A Turquia, como o mundo inteiro, sente profundamente os efeitos negativos das mudanças climáticas. Inundações na capital Ankara, Giresun, Rize, Artvin, Kastamonu, Bartın e Sinop nas últimas semanas, sumidouros em Konya, incêndios florestais em Antalya e Muğla, mucilagem no Mar de Mármara, efeitos negativos das mudanças climáticas. mostra seus efeitos.

O presidente Recep Tayyip Erdoğan explicou no Fórum das Grandes Economias sobre Energia e Clima que as mudanças climáticas e os problemas ambientais são uma questão comum para a humanidade, e que as respostas a eles devem ser o produto da solidariedade global. Enfatizando que a Turquia considera o enfrentamento das mudanças climáticas e dos problemas ambientais como uma de suas questões prioritárias, Erdoğan lembrou que, com esse entendimento, ratificaram o Acordo de Paris e anunciaram a meta de emissão zero líquida para 2053 e a revolução do desenvolvimento verde.
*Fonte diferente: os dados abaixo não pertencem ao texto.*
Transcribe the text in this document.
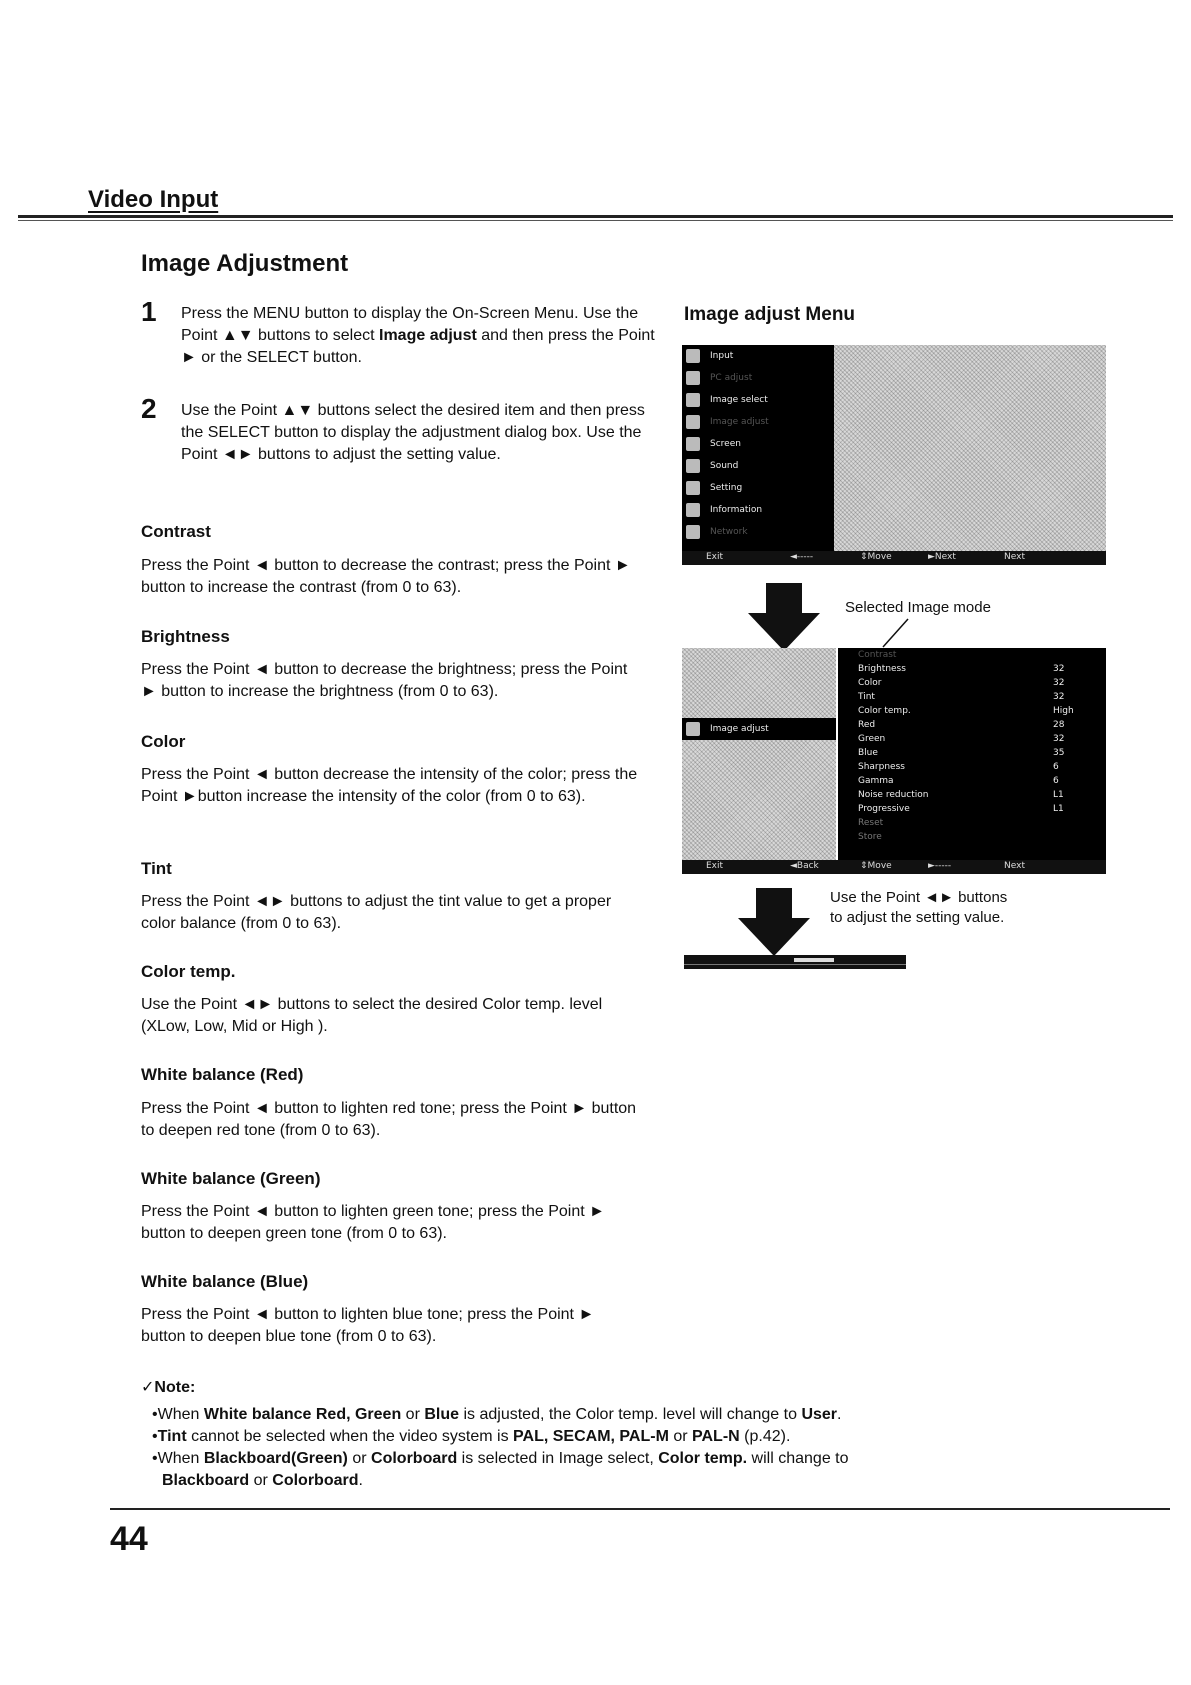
Video Input
Image Adjustment
1 Press the MENU button to display the On-Screen Menu. Use the Point ▲▼ buttons to select Image adjust and then press the Point ► or the SELECT button.
2 Use the Point ▲▼ buttons select the desired item and then press the SELECT button to display the adjustment dialog box. Use the Point ◄► buttons to adjust the setting value.
Contrast
Press the Point ◄ button to decrease the contrast; press the Point ► button to increase the contrast (from 0 to 63).
Brightness
Press the Point ◄ button to decrease the brightness; press the Point ► button to increase the brightness (from 0 to 63).
Color
Press the Point ◄ button decrease the intensity of the color; press the Point ►button increase the intensity of the color (from 0 to 63).
Tint
Press the Point ◄► buttons to adjust the tint value to get a proper color balance (from 0 to 63).
Color temp.
Use the Point ◄► buttons to select the desired Color temp. level (XLow, Low, Mid or High ).
White balance (Red)
Press the Point ◄ button to lighten red tone; press the Point ► button to deepen red tone (from 0 to 63).
White balance (Green)
Press the Point ◄ button to lighten green tone; press the Point ► button to deepen green tone (from 0 to 63).
White balance (Blue)
Press the Point ◄ button to lighten blue tone; press the Point ► button to deepen blue tone (from 0 to 63).
Image adjust Menu
Input
PC adjust
Image select
Image adjust
Screen
Sound
Setting
Information
Network
Exit	◄-----	⇕Move	►Next	Next
Selected Image mode
Image adjust
Contrast
Brightness	32
Color	32
Tint	32
Color temp.	High
Red	28
Green	32
Blue	35
Sharpness	6
Gamma	6
Noise reduction	L1
Progressive	L1
Reset
Store
Exit	◄Back	⇕Move	►-----	Next
Use the Point ◄► buttons to adjust the setting value.
✓Note:
•When White balance Red, Green or Blue is adjusted, the Color temp. level will change to User.
•Tint cannot be selected when the video system is PAL, SECAM, PAL-M or PAL-N (p.42).
•When Blackboard(Green) or Colorboard is selected in Image select, Color temp. will change to
Blackboard or Colorboard.
44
O processo após a ratificação do Acordo de Paris

Com as medidas tomadas recentemente, a Turquia entrou em uma nova fase na luta contra a crise climática. No ano passado e neste ano, foram dados passos importantes para a Turquia. A principal delas é a ratificação do Acordo de Paris, que visa limitar o aumento da temperatura global a 1,5 graus Celsius até o final deste século. O Acordo Climático de Paris foi aprovado pela Grande Assembleia Nacional da Turquia em 6 de outubro. A decisão sobre a ratificação do acordo foi publicada no Diário Oficial em 7 de outubro, enquanto a aprovação do Acordo de Paris pela Turquia foi comunicada ao Secretariado da ONU em 11 de outubro.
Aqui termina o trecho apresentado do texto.